Unisonar S7|EP2: Manipuliert uns China?
Wie weit reicht Chinas Einfluss in der Schweiz – und welche Mittel werden eingesetzt, um Meinungen zu lenken und kritische Stimmen zum Schweigen zu bringen? Der Politikwissenschaftler Ralph Weber analysiert im Gespräch die Strategien der Volksrepublik China im Ausland.
Wann ist Einflussnahme legitim – und wann wird sie zur systematischen Manipulation?
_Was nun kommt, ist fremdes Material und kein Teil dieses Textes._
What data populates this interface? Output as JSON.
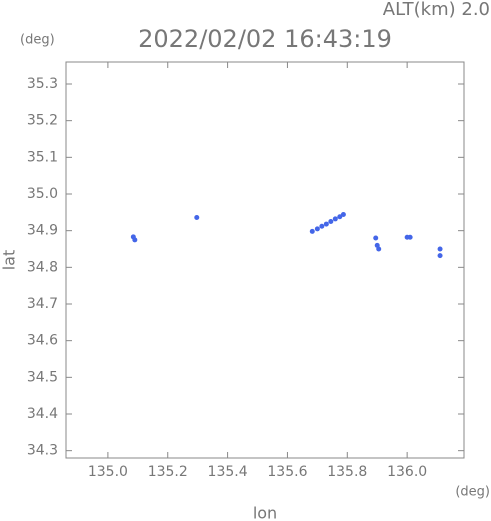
{
  "chart_data": {
    "type": "scatter",
    "alt_label": "ALT(km) 2.0",
    "title": "2022/02/02 16:43:19",
    "y_unit": "(deg)",
    "x_unit": "(deg)",
    "xlabel": "lon",
    "ylabel": "lat",
    "xlim": [
      134.86,
      136.19
    ],
    "ylim": [
      34.28,
      35.36
    ],
    "xticks": [
      {
        "value": 135.0,
        "label": "135.0"
      },
      135.2,
      135.4,
      135.6,
      135.8,
      {
        "value": 136.0,
        "label": "136.0"
      }
    ],
    "yticks": [
      34.3,
      34.4,
      34.5,
      34.6,
      34.7,
      34.8,
      34.9,
      {
        "value": 35.0,
        "label": "35.0"
      },
      35.1,
      35.2,
      35.3
    ],
    "series": [
      {
        "color": "#4466e8",
        "x": [
          135.085,
          135.09,
          135.297,
          135.683,
          135.7,
          135.715,
          135.73,
          135.745,
          135.76,
          135.775,
          135.787,
          135.895,
          135.9,
          135.905,
          136.0,
          136.01,
          136.11,
          136.11
        ],
        "y": [
          34.883,
          34.875,
          34.936,
          34.898,
          34.905,
          34.912,
          34.918,
          34.925,
          34.932,
          34.938,
          34.944,
          34.88,
          34.86,
          34.85,
          34.882,
          34.882,
          34.85,
          34.832
        ]
      }
    ]
  }
}
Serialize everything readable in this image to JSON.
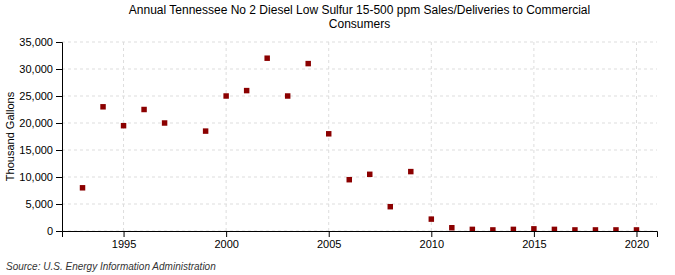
{
  "chart_data": {
    "type": "scatter",
    "title": "Annual Tennessee No 2 Diesel Low Sulfur 15-500 ppm Sales/Deliveries to Commercial\nConsumers",
    "ylabel": "Thousand Gallons",
    "annotations": [
      "Source: U.S. Energy Information Administration"
    ],
    "x": [
      1993,
      1994,
      1995,
      1996,
      1997,
      1999,
      2000,
      2001,
      2002,
      2003,
      2004,
      2005,
      2006,
      2007,
      2008,
      2009,
      2010,
      2011,
      2012,
      2013,
      2014,
      2015,
      2016,
      2017,
      2018,
      2019,
      2020
    ],
    "values": [
      8000,
      23000,
      19500,
      22500,
      20000,
      18500,
      25000,
      26000,
      32000,
      25000,
      31000,
      18000,
      9500,
      10500,
      4500,
      11000,
      2200,
      600,
      300,
      200,
      300,
      400,
      300,
      200,
      200,
      200,
      200
    ],
    "color": "#8b0000",
    "marker": "square",
    "xlim": [
      1992,
      2021
    ],
    "xticks": [
      1995,
      2000,
      2005,
      2010,
      2015,
      2020
    ],
    "ylim": [
      0,
      35000
    ],
    "yticks": [
      0,
      {
        "value": 5000,
        "label": "5,000"
      },
      {
        "value": 10000,
        "label": "10,000"
      },
      {
        "value": 15000,
        "label": "15,000"
      },
      {
        "value": 20000,
        "label": "20,000"
      },
      {
        "value": 25000,
        "label": "25,000"
      },
      {
        "value": 30000,
        "label": "30,000"
      },
      {
        "value": 35000,
        "label": "35,000"
      }
    ],
    "grid": true
  }
}
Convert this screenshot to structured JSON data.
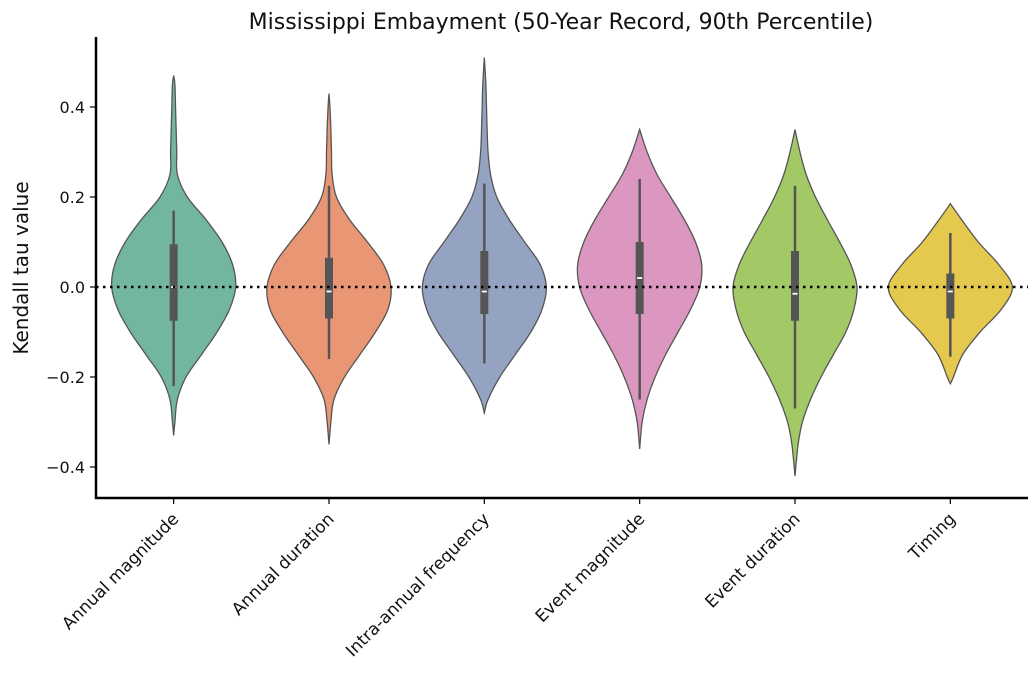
{
  "chart_data": {
    "type": "violin",
    "title": "Mississippi Embayment (50-Year Record, 90th Percentile)",
    "xlabel": "",
    "ylabel": "Kendall tau value",
    "ylim": [
      -0.47,
      0.55
    ],
    "yticks": [
      -0.4,
      -0.2,
      0.0,
      0.2,
      0.4
    ],
    "ytick_labels": [
      "−0.4",
      "−0.2",
      "0.0",
      "0.2",
      "0.4"
    ],
    "reference_line": {
      "y": 0.0,
      "style": "dotted",
      "color": "#000000"
    },
    "grid": false,
    "legend": "none",
    "categories": [
      "Annual magnitude",
      "Annual duration",
      "Intra-annual frequency",
      "Event magnitude",
      "Event duration",
      "Timing"
    ],
    "series": [
      {
        "category": "Annual magnitude",
        "color": "#72b6a1",
        "min": -0.33,
        "max": 0.47,
        "whisker_low": -0.22,
        "whisker_high": 0.17,
        "q1": -0.075,
        "median": 0.0,
        "q3": 0.095,
        "density": [
          [
            -0.33,
            0.0
          ],
          [
            -0.3,
            0.02
          ],
          [
            -0.25,
            0.06
          ],
          [
            -0.2,
            0.2
          ],
          [
            -0.15,
            0.45
          ],
          [
            -0.1,
            0.7
          ],
          [
            -0.05,
            0.9
          ],
          [
            0.0,
            1.0
          ],
          [
            0.05,
            0.95
          ],
          [
            0.1,
            0.78
          ],
          [
            0.15,
            0.52
          ],
          [
            0.2,
            0.22
          ],
          [
            0.25,
            0.06
          ],
          [
            0.3,
            0.05
          ],
          [
            0.35,
            0.04
          ],
          [
            0.4,
            0.03
          ],
          [
            0.45,
            0.02
          ],
          [
            0.47,
            0.0
          ]
        ]
      },
      {
        "category": "Annual duration",
        "color": "#e99675",
        "min": -0.35,
        "max": 0.43,
        "whisker_low": -0.16,
        "whisker_high": 0.225,
        "q1": -0.07,
        "median": -0.01,
        "q3": 0.065,
        "density": [
          [
            -0.35,
            0.0
          ],
          [
            -0.3,
            0.03
          ],
          [
            -0.25,
            0.08
          ],
          [
            -0.2,
            0.25
          ],
          [
            -0.15,
            0.5
          ],
          [
            -0.1,
            0.75
          ],
          [
            -0.05,
            0.95
          ],
          [
            0.0,
            1.0
          ],
          [
            0.05,
            0.88
          ],
          [
            0.1,
            0.62
          ],
          [
            0.15,
            0.33
          ],
          [
            0.2,
            0.12
          ],
          [
            0.25,
            0.05
          ],
          [
            0.3,
            0.04
          ],
          [
            0.35,
            0.03
          ],
          [
            0.4,
            0.015
          ],
          [
            0.43,
            0.0
          ]
        ]
      },
      {
        "category": "Intra-annual frequency",
        "color": "#95a3c3",
        "min": -0.28,
        "max": 0.51,
        "whisker_low": -0.17,
        "whisker_high": 0.23,
        "q1": -0.06,
        "median": -0.01,
        "q3": 0.08,
        "density": [
          [
            -0.28,
            0.0
          ],
          [
            -0.25,
            0.06
          ],
          [
            -0.2,
            0.25
          ],
          [
            -0.15,
            0.5
          ],
          [
            -0.1,
            0.75
          ],
          [
            -0.05,
            0.93
          ],
          [
            0.0,
            1.0
          ],
          [
            0.05,
            0.9
          ],
          [
            0.1,
            0.65
          ],
          [
            0.15,
            0.4
          ],
          [
            0.2,
            0.2
          ],
          [
            0.25,
            0.1
          ],
          [
            0.3,
            0.06
          ],
          [
            0.35,
            0.045
          ],
          [
            0.4,
            0.035
          ],
          [
            0.45,
            0.025
          ],
          [
            0.51,
            0.0
          ]
        ]
      },
      {
        "category": "Event magnitude",
        "color": "#db97c0",
        "min": -0.36,
        "max": 0.35,
        "whisker_low": -0.25,
        "whisker_high": 0.24,
        "q1": -0.06,
        "median": 0.02,
        "q3": 0.1,
        "density": [
          [
            -0.36,
            0.0
          ],
          [
            -0.3,
            0.04
          ],
          [
            -0.25,
            0.12
          ],
          [
            -0.2,
            0.25
          ],
          [
            -0.15,
            0.42
          ],
          [
            -0.1,
            0.62
          ],
          [
            -0.05,
            0.82
          ],
          [
            0.0,
            0.97
          ],
          [
            0.05,
            1.0
          ],
          [
            0.1,
            0.9
          ],
          [
            0.15,
            0.72
          ],
          [
            0.2,
            0.5
          ],
          [
            0.25,
            0.28
          ],
          [
            0.3,
            0.12
          ],
          [
            0.35,
            0.0
          ]
        ]
      },
      {
        "category": "Event duration",
        "color": "#a3c866",
        "min": -0.42,
        "max": 0.35,
        "whisker_low": -0.27,
        "whisker_high": 0.225,
        "q1": -0.075,
        "median": -0.015,
        "q3": 0.08,
        "density": [
          [
            -0.42,
            0.0
          ],
          [
            -0.35,
            0.05
          ],
          [
            -0.3,
            0.12
          ],
          [
            -0.25,
            0.25
          ],
          [
            -0.2,
            0.42
          ],
          [
            -0.15,
            0.62
          ],
          [
            -0.1,
            0.82
          ],
          [
            -0.05,
            0.95
          ],
          [
            0.0,
            1.0
          ],
          [
            0.05,
            0.9
          ],
          [
            0.1,
            0.72
          ],
          [
            0.15,
            0.52
          ],
          [
            0.2,
            0.33
          ],
          [
            0.25,
            0.18
          ],
          [
            0.3,
            0.08
          ],
          [
            0.35,
            0.0
          ]
        ]
      },
      {
        "category": "Timing",
        "color": "#e5c94f",
        "min": -0.215,
        "max": 0.185,
        "whisker_low": -0.155,
        "whisker_high": 0.12,
        "q1": -0.07,
        "median": -0.01,
        "q3": 0.03,
        "density": [
          [
            -0.215,
            0.0
          ],
          [
            -0.2,
            0.05
          ],
          [
            -0.15,
            0.2
          ],
          [
            -0.1,
            0.48
          ],
          [
            -0.05,
            0.82
          ],
          [
            0.0,
            1.0
          ],
          [
            0.05,
            0.78
          ],
          [
            0.1,
            0.45
          ],
          [
            0.15,
            0.18
          ],
          [
            0.185,
            0.0
          ]
        ]
      }
    ]
  }
}
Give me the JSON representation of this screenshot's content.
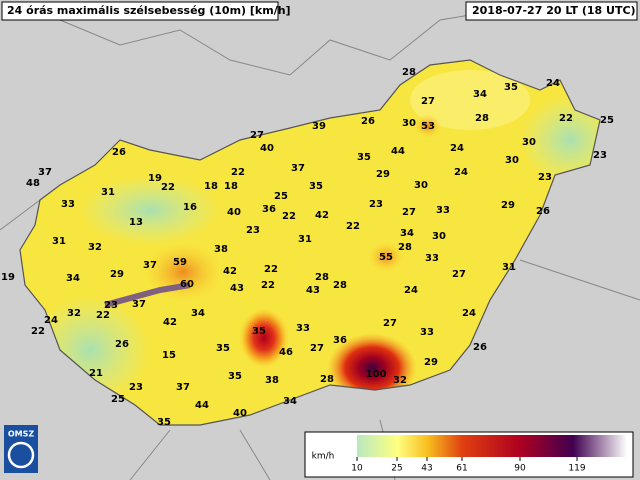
{
  "header": {
    "title": "24 órás maximális szélsebesség (10m) [km/h]",
    "timestamp": "2018-07-27 20 LT (18 UTC)"
  },
  "stations": [
    28,
    34,
    35,
    24,
    27,
    26,
    30,
    53,
    28,
    22,
    25,
    39,
    27,
    40,
    26,
    44,
    24,
    30,
    23,
    35,
    30,
    37,
    29,
    24,
    23,
    37,
    48,
    19,
    31,
    22,
    22,
    18,
    18,
    35,
    30,
    25,
    33,
    16,
    13,
    40,
    36,
    22,
    42,
    23,
    27,
    33,
    29,
    26,
    22,
    23,
    34,
    30,
    31,
    31,
    32,
    38,
    28,
    59,
    55,
    37,
    42,
    22,
    28,
    33,
    27,
    31,
    19,
    34,
    29,
    60,
    43,
    22,
    43,
    28,
    24,
    23,
    37,
    22,
    24,
    32,
    24,
    42,
    34,
    35,
    33,
    27,
    33,
    46,
    27,
    36,
    26,
    22,
    26,
    15,
    35,
    21,
    29,
    100,
    32,
    35,
    38,
    28,
    23,
    37,
    25,
    34,
    44,
    40,
    35
  ],
  "legend": {
    "unit": "km/h",
    "ticks": [
      10,
      25,
      43,
      61,
      90,
      119
    ]
  },
  "logo": "OMSZ"
}
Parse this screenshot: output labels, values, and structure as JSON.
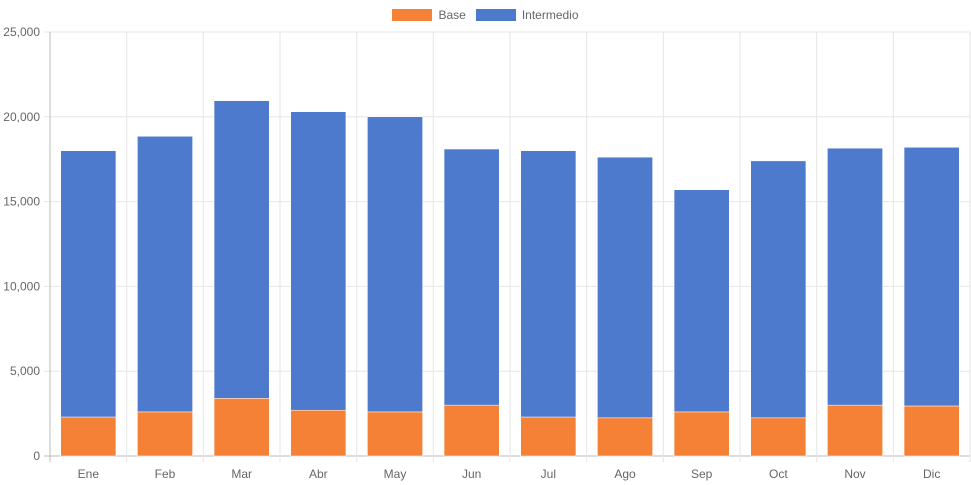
{
  "chart_data": {
    "type": "bar",
    "stacked": true,
    "categories": [
      "Ene",
      "Feb",
      "Mar",
      "Abr",
      "May",
      "Jun",
      "Jul",
      "Ago",
      "Sep",
      "Oct",
      "Nov",
      "Dic"
    ],
    "series": [
      {
        "name": "Base",
        "color": "#f58136",
        "values": [
          2300,
          2600,
          3400,
          2700,
          2600,
          3000,
          2300,
          2250,
          2600,
          2250,
          3000,
          2950
        ]
      },
      {
        "name": "Intermedio",
        "color": "#4d7acc",
        "values": [
          15700,
          16250,
          17550,
          17600,
          17400,
          15100,
          15700,
          15370,
          13100,
          15150,
          15150,
          15250
        ]
      }
    ],
    "ylim": [
      0,
      25000
    ],
    "yticks": [
      "0",
      "5,000",
      "10,000",
      "15,000",
      "20,000",
      "25,000"
    ],
    "ytick_values": [
      0,
      5000,
      10000,
      15000,
      20000,
      25000
    ],
    "grid": true,
    "legend_position": "top-center"
  }
}
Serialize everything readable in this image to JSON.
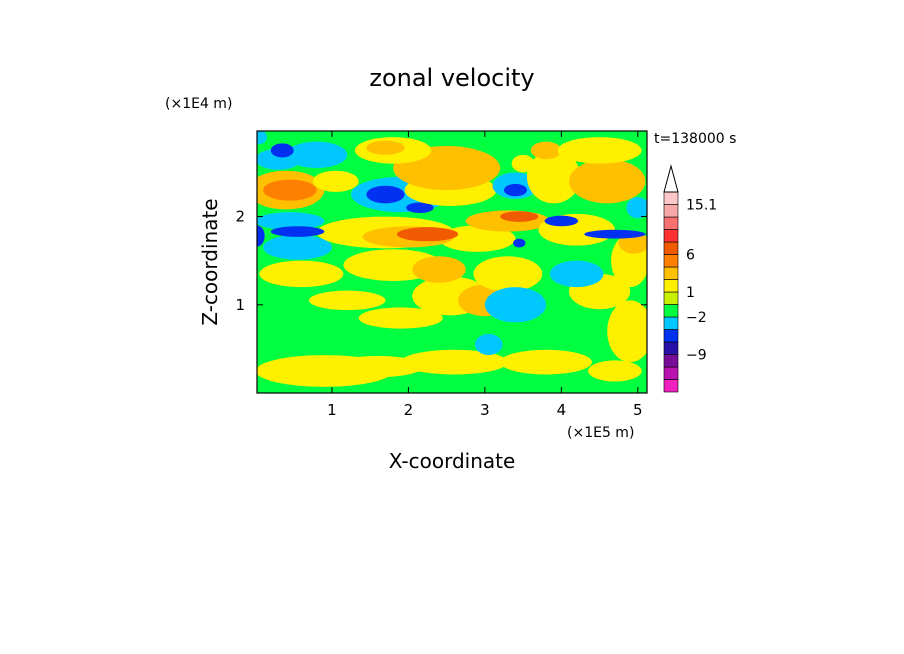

Der Politikwissenschaftler und Professor für European Global Studies, Ralph Weber, analysiert in dieser Podcast-Folge die subtilen und direkten Versuche der Volksrepublik China, Meinung und Handlungsspielräume in der Schweiz zu beeinflussen.
Insbesondere im Fokus: die tibetische und uigurische Diaspora sowie Formen der Spionage und transnationalen Repression. «Manipulation ist ein Phänomen, das menschlich ist, aber auch in der internationalen Politik ein fest verankerter Bestandteil», erklärt Weber.
Die Schweiz nimmt für China eine strategisch bedeutende Rolle ein, insbesondere dort, wo sie über Fachwissen, Ansehen oder internationale Netzwerke verfügt. «Die Schweiz wird oft auch als Zugang zu Europa angeschaut, wenn es mit der EU nicht klappt, dann versucht man es mit der Schweiz», so Weber.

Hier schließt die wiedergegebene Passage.